Free Rensselaer App Helps Project COVID-19 Re-opening Impact
An online tool developed at Rensselaer Polytechnic Institute helps project back-to-school COVID-19 outcomes based on data such as testing frequency, number of in-person classes per day per student, mask-wearing compliance and more. The freely available app, called COVID Back-to-School, can be used by all kinds of education institutions, from elementary school to college.
When a user inputs information about a specific school and its intended approach to managing the virus, COVID Back-to-School calculates the proportion of students likely to be infected over time, the probable number of new infections every 14 days, and other projections. Users can then adjust the variables to see how specific policies might impact the number of positive cases.

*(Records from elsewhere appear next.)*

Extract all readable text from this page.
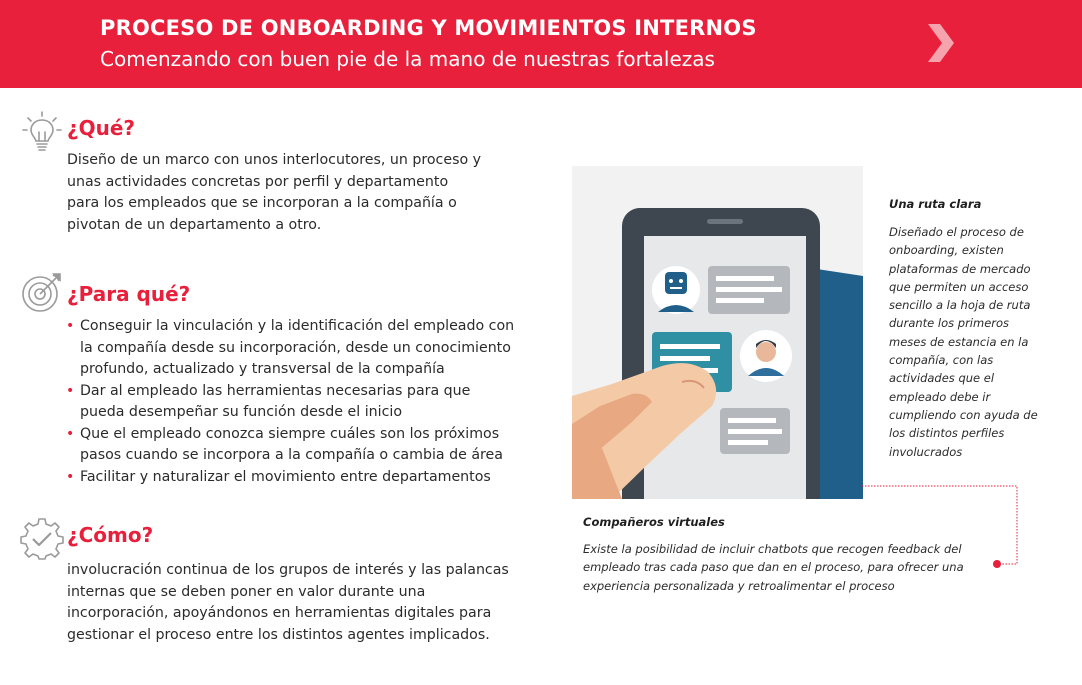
PROCESO DE ONBOARDING Y MOVIMIENTOS INTERNOS
Comenzando con buen pie de la mano de nuestras fortalezas
¿Qué?
Diseño de un marco con unos interlocutores, un proceso y
unas actividades concretas por perfil y departamento
para los empleados que se incorporan a la compañía o
pivotan de un departamento a otro.
¿Para qué?
• Conseguir la vinculación y la identificación del empleado con
la compañía desde su incorporación, desde un conocimiento
profundo, actualizado y transversal de la compañía
• Dar al empleado las herramientas necesarias para que
pueda desempeñar su función desde el inicio
• Que el empleado conozca siempre cuáles son los próximos
pasos cuando se incorpora a la compañía o cambia de área
• Facilitar y naturalizar el movimiento entre departamentos
¿Cómo?
involucración continua de los grupos de interés y las palancas
internas que se deben poner en valor durante una
incorporación, apoyándonos en herramientas digitales para
gestionar el proceso entre los distintos agentes implicados.
Una ruta clara
Diseñado el proceso de
onboarding, existen
plataformas de mercado
que permiten un acceso
sencillo a la hoja de ruta
durante los primeros
meses de estancia en la
compañía, con las
actividades que el
empleado debe ir
cumpliendo con ayuda de
los distintos perfiles
involucrados
Compañeros virtuales
Existe la posibilidad de incluir chatbots que recogen feedback del
empleado tras cada paso que dan en el proceso, para ofrecer una
experiencia personalizada y retroalimentar el proceso
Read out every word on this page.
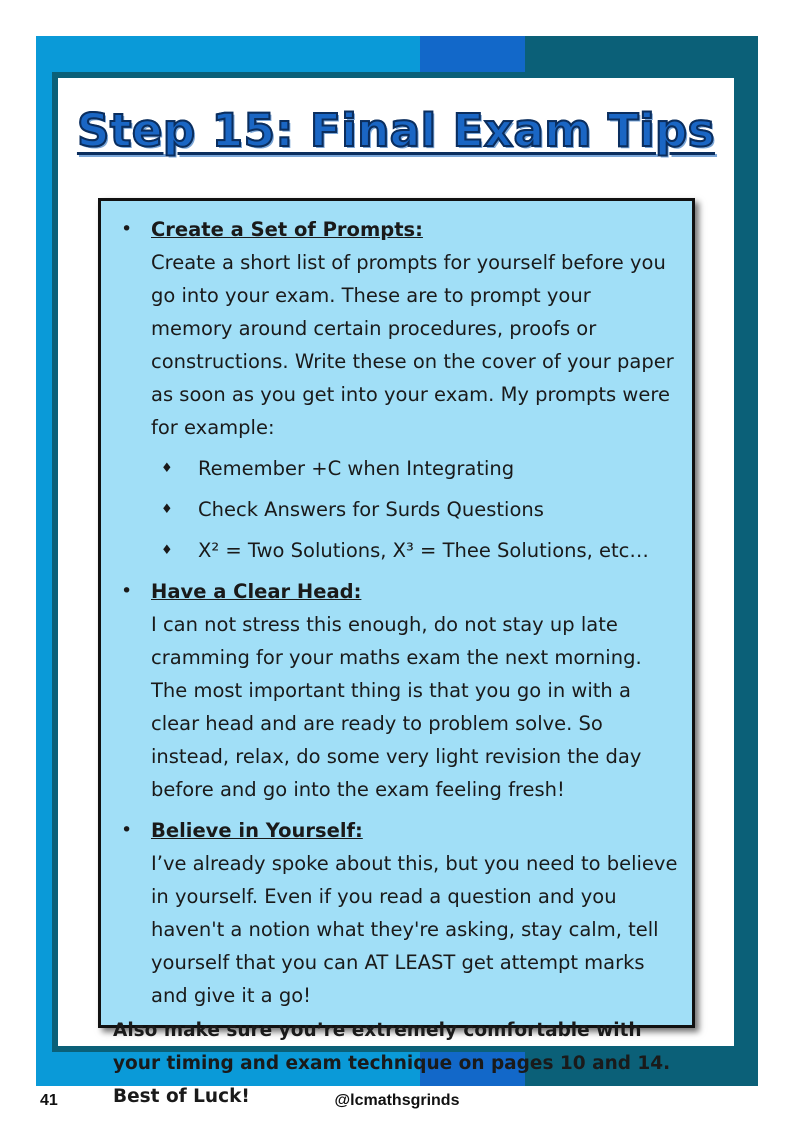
Step 15: Final Exam Tips
• Create a Set of Prompts:
Create a short list of prompts for yourself before you go into your exam. These are to prompt your memory around certain procedures, proofs or constructions. Write these on the cover of your paper as soon as you get into your exam. My prompts were for example:
♦ Remember +C when Integrating
♦ Check Answers for Surds Questions
♦ X² = Two Solutions, X³ = Thee Solutions, etc…
• Have a Clear Head:
I can not stress this enough, do not stay up late cramming for your maths exam the next morning. The most important thing is that you go in with a clear head and are ready to problem solve. So instead, relax, do some very light revision the day before and go into the exam feeling fresh!
• Believe in Yourself:
I’ve already spoke about this, but you need to believe in yourself. Even if you read a question and you haven't a notion what they're asking, stay calm, tell yourself that you can AT LEAST get attempt marks and give it a go!
Also make sure you’re extremely comfortable with your timing and exam technique on pages 10 and 14. Best of Luck!
41	@lcmathsgrinds
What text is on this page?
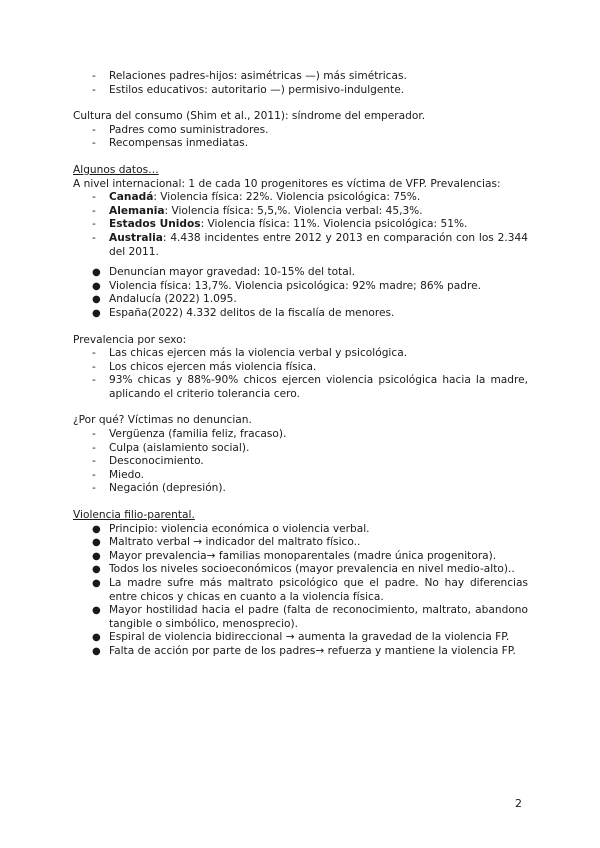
- Relaciones padres-hijos: asimétricas —) más simétricas.
- Estilos educativos: autoritario —) permisivo-indulgente.

Cultura del consumo (Shim et al., 2011): síndrome del emperador.

- Padres como suministradores.
- Recompensas inmediatas.

Algunos datos…

A nivel internacional: 1 de cada 10 progenitores es víctima de VFP. Prevalencias:

- Canadá: Violencia física: 22%. Violencia psicológica: 75%.
- Alemania: Violencia física: 5,5,%. Violencia verbal: 45,3%.
- Estados Unidos: Violencia física: 11%. Violencia psicológica: 51%.
- Australia: 4.438 incidentes entre 2012 y 2013 en comparación con los 2.344 del 2011.
● Denuncian mayor gravedad: 10-15% del total.
● Violencia física: 13,7%. Violencia psicológica: 92% madre; 86% padre.
● Andalucía (2022) 1.095.
● España(2022) 4.332 delitos de la fiscalía de menores.

Prevalencia por sexo:

- Las chicas ejercen más la violencia verbal y psicológica.
- Los chicos ejercen más violencia física.
- 93% chicas y 88%-90% chicos ejercen violencia psicológica hacia la madre, aplicando el criterio tolerancia cero.

¿Por qué? Víctimas no denuncian.

- Vergüenza (familia feliz, fracaso).
- Culpa (aislamiento social).
- Desconocimiento.
- Miedo.
- Negación (depresión).

Violencia filio-parental.

● Principio: violencia económica o violencia verbal.
● Maltrato verbal → indicador del maltrato físico..
● Mayor prevalencia→ familias monoparentales (madre única progenitora).
● Todos los niveles socioeconómicos (mayor prevalencia en nivel medio-alto)..
● La madre sufre más maltrato psicológico que el padre. No hay diferencias entre chicos y chicas en cuanto a la violencia física.
● Mayor hostilidad hacia el padre (falta de reconocimiento, maltrato, abandono tangible o simbólico, menosprecio).
● Espiral de violencia bidireccional → aumenta la gravedad de la violencia FP.
● Falta de acción por parte de los padres→ refuerza y mantiene la violencia FP.
2
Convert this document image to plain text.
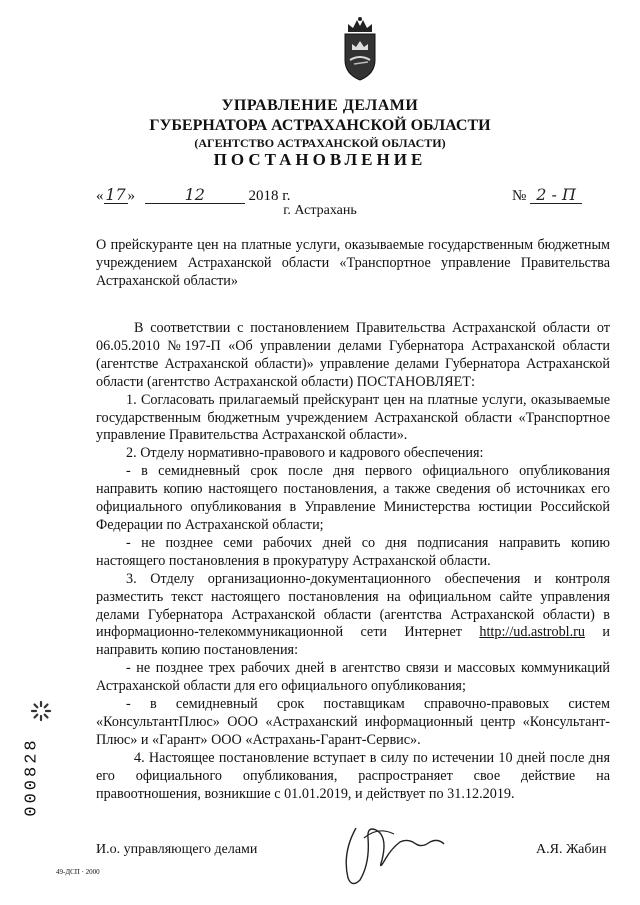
УПРАВЛЕНИЕ ДЕЛАМИ
ГУБЕРНАТОРА АСТРАХАНСКОЙ ОБЛАСТИ
(АГЕНТСТВО АСТРАХАНСКОЙ ОБЛАСТИ)
ПОСТАНОВЛЕНИЕ
« 17 »	12	2018 г.	№ 2 - П
г. Астрахань
О прейскуранте цен на платные услуги, оказываемые государственным бюджетным учреждением Астраханской области «Транспортное управление Правительства Астраханской области»

В соответствии с постановлением Правительства Астраханской области от 06.05.2010 №197-П «Об управлении делами Губернатора Астраханской области (агентстве Астраханской области)» управление делами Губернатора Астраханской области (агентство Астраханской области) ПОСТАНОВЛЯЕТ:

1. Согласовать прилагаемый прейскурант цен на платные услуги, оказываемые государственным бюджетным учреждением Астраханской области «Транспортное управление Правительства Астраханской области».

2. Отделу нормативно-правового и кадрового обеспечения:

- в семидневный срок после дня первого официального опубликования направить копию настоящего постановления, а также сведения об источниках его официального опубликования в Управление Министерства юстиции Российской Федерации по Астраханской области;

- не позднее семи рабочих дней со дня подписания направить копию настоящего постановления в прокуратуру Астраханской области.

3. Отделу организационно-документационного обеспечения и контроля разместить текст настоящего постановления на официальном сайте управления делами Губернатора Астраханской области (агентства Астраханской области) в информационно-телекоммуникационной сети Интернет http://ud.astrobl.ru и направить копию постановления:

- не позднее трех рабочих дней в агентство связи и массовых коммуникаций Астраханской области для его официального опубликования;

- в семидневный срок поставщикам справочно-правовых систем «КонсультантПлюс» ООО «Астраханский информационный центр «Консультант-Плюс» и «Гарант» ООО «Астрахань-Гарант-Сервис».

4. Настоящее постановление вступает в силу по истечении 10 дней после дня его официального опубликования, распространяет свое действие на правоотношения, возникшие с 01.01.2019, и действует по 31.12.2019.

И.о. управляющего делами	А.Я. Жабин
49-ДСП · 2000
000828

For example, in preparation for the fall 2020 semester, Rensselaer used the algorithm to decide on a twice-weekly testing regime for all students, which the app predicted would keep the infection rate on campus below 1 percent for any two-week period. The approach has proven effective, with infection rates remaining well below that threshold, the institution reported.
“Consistent with our legacy of technological expertise, Rensselaer was able to develop a number of tools and strategies in-house that have enabled us to maintain control over the virus and remain focused on our education and research mission this semester,” said Rensselaer President Shirley Ann Jackson, in a statement. “We encourage other institutions to learn from and use these tools, like COVID Back-to-School, in hopes that they have similar success in the spring.”
“This is a publicly available tool that we’re hoping schools can use to quantitatively analyze re-opening strategies,” said Malik Magdon-Ismail, Rensselaer computer science professor and developer of the COVID Back-to-School algorithm. “Schools can use it, at least, to evaluate how their current strategy will play out assuming an infection on campus. Better still, COVID Back-to-School allows schools to try out various strategies before actually implementing them, to see what works and what doesn’t.”